To provide concrete guidance to police chiefs and agencies as they navigate the process of acquiring data-generating police technologies, the Criminal Justice Program at Harvard and Stanford Criminal Justice Center have released Emerging Police Technology: A Policy Toolkit.

The toolkit offers policy-planning worksheets and checklists that law enforcement agencies can use to examine the interconnected issues that arise from the use of data-collection technologies:

  • Costs, including Risk, Lifecycle and Hidden Risks
  • Governance, including Security, Training, Limiting Access, Deleting and Sharing Data, and Auditing
  • Community, including Meetings, Operating Policies and Accountability.

Each section summarizes key challenges, outlines helpful practices for addressing them, and provides worksheets to help manage the process. The Governance and Community sections offer checklists that contain solutions and best practices.

The toolkit is the result of a collaborative effort, the Stanford-Harvard Project on Technology and Policing (PTP), to fill the gaps in police technology policy.
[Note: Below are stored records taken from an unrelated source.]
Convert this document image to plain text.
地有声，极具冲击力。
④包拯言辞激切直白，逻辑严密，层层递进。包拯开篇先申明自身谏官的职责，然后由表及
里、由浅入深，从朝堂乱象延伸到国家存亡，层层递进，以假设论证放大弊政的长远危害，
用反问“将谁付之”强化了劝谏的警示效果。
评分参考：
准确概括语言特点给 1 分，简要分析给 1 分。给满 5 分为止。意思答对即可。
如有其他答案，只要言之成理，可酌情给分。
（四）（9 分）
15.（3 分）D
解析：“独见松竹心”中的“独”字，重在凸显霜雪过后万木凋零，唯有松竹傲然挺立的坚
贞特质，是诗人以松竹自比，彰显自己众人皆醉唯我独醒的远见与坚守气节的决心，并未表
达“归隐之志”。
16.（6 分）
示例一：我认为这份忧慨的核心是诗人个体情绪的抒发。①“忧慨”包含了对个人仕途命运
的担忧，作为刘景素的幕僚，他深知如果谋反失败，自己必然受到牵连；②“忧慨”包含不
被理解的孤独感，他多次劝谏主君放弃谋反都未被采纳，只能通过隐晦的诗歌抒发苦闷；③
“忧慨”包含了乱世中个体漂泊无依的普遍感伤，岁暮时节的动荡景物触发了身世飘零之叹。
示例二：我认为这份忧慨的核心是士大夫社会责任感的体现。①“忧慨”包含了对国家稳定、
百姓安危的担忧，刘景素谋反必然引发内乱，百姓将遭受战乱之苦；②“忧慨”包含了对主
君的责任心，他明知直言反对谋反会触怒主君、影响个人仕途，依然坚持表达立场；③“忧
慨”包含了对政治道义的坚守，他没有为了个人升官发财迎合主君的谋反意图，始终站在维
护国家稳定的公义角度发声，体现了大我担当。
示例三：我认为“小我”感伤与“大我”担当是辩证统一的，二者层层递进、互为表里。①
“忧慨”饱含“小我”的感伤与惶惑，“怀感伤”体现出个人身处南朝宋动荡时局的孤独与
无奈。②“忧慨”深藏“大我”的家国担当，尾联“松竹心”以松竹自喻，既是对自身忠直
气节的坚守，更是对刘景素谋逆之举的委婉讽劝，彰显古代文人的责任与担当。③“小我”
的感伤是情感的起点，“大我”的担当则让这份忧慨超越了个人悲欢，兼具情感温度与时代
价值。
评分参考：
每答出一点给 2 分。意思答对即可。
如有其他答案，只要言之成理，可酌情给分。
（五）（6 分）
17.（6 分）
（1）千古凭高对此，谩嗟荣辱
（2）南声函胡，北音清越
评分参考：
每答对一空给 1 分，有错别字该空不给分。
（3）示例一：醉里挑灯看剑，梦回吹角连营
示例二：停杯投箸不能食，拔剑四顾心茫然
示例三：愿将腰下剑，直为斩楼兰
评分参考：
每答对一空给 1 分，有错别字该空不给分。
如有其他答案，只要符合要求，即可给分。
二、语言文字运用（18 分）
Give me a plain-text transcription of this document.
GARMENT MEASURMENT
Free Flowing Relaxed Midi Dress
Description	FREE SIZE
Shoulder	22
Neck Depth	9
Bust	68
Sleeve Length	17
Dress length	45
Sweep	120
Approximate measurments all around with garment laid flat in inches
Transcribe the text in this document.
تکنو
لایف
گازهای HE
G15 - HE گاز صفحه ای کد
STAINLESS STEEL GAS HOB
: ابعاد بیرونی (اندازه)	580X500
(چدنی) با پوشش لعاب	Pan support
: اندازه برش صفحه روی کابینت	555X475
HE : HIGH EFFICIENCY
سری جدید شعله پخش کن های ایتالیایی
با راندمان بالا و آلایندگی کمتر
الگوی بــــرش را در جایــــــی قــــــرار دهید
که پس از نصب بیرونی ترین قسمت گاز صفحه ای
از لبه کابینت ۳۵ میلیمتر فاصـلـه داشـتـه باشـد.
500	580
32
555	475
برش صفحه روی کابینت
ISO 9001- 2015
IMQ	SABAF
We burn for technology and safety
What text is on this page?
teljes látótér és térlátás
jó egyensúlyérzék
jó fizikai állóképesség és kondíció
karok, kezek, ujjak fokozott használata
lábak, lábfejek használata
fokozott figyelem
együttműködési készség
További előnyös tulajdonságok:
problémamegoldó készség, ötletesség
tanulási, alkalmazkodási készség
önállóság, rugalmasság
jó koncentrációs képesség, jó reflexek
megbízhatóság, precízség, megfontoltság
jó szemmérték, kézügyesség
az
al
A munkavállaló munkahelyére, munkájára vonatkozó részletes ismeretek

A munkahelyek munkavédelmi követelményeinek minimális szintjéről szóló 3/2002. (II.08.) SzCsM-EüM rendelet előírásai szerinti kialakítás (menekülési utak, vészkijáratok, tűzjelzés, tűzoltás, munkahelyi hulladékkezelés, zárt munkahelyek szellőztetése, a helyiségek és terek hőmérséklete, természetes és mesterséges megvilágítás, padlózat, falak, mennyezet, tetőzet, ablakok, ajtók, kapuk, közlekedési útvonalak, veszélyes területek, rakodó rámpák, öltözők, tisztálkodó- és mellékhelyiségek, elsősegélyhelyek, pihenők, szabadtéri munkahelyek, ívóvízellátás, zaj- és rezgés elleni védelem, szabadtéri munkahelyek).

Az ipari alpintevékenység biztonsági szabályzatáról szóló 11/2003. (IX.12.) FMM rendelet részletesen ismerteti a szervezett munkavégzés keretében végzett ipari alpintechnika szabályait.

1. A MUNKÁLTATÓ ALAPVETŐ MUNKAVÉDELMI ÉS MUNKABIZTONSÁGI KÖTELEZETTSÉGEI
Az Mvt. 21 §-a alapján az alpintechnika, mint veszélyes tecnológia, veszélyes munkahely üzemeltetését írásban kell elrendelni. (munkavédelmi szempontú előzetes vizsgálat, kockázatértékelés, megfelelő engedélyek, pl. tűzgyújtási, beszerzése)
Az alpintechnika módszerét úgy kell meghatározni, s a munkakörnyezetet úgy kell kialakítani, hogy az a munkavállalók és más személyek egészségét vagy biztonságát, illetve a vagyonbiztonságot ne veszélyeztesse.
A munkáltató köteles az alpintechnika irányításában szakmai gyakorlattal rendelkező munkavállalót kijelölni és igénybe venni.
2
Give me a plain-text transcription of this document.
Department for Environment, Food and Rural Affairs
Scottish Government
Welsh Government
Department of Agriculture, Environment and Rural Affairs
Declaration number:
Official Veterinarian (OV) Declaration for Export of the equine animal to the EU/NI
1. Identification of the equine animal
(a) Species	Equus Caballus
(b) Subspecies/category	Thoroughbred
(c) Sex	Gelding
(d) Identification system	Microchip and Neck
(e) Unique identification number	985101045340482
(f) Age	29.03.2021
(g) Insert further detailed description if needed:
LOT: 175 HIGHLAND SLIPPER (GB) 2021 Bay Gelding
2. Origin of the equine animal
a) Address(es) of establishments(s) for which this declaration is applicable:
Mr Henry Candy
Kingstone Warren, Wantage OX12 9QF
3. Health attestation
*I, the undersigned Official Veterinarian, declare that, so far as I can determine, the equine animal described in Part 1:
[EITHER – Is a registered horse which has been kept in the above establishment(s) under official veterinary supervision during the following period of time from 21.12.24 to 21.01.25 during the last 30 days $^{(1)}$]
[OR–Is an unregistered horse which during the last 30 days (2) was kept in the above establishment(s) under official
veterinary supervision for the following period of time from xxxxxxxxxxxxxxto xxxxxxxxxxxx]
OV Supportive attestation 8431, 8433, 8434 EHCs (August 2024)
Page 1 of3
In 2017, the PTP held a roundtable policy discussion on policing technology with 24 national experts, including local and state policymakers, law enforcement leaders, academics, technologists, and industry representatives. The toolkit is a product of that roundtable, as well as guidance and feedback provided by the PTP Advisory Board.

SEARCH Executive Director David J. Roberts participated in the 2017 roundtable held at Stanford University and also serves on the PTP Advisory Board.

Acquiring data-collection technology is unlike other equipment procurement because the costs and downstream effects are connected not just to the physical hardware but to the resulting data governance required. Police departments are not just buying investigative tools, they are buying data systems that must be controlled and managed.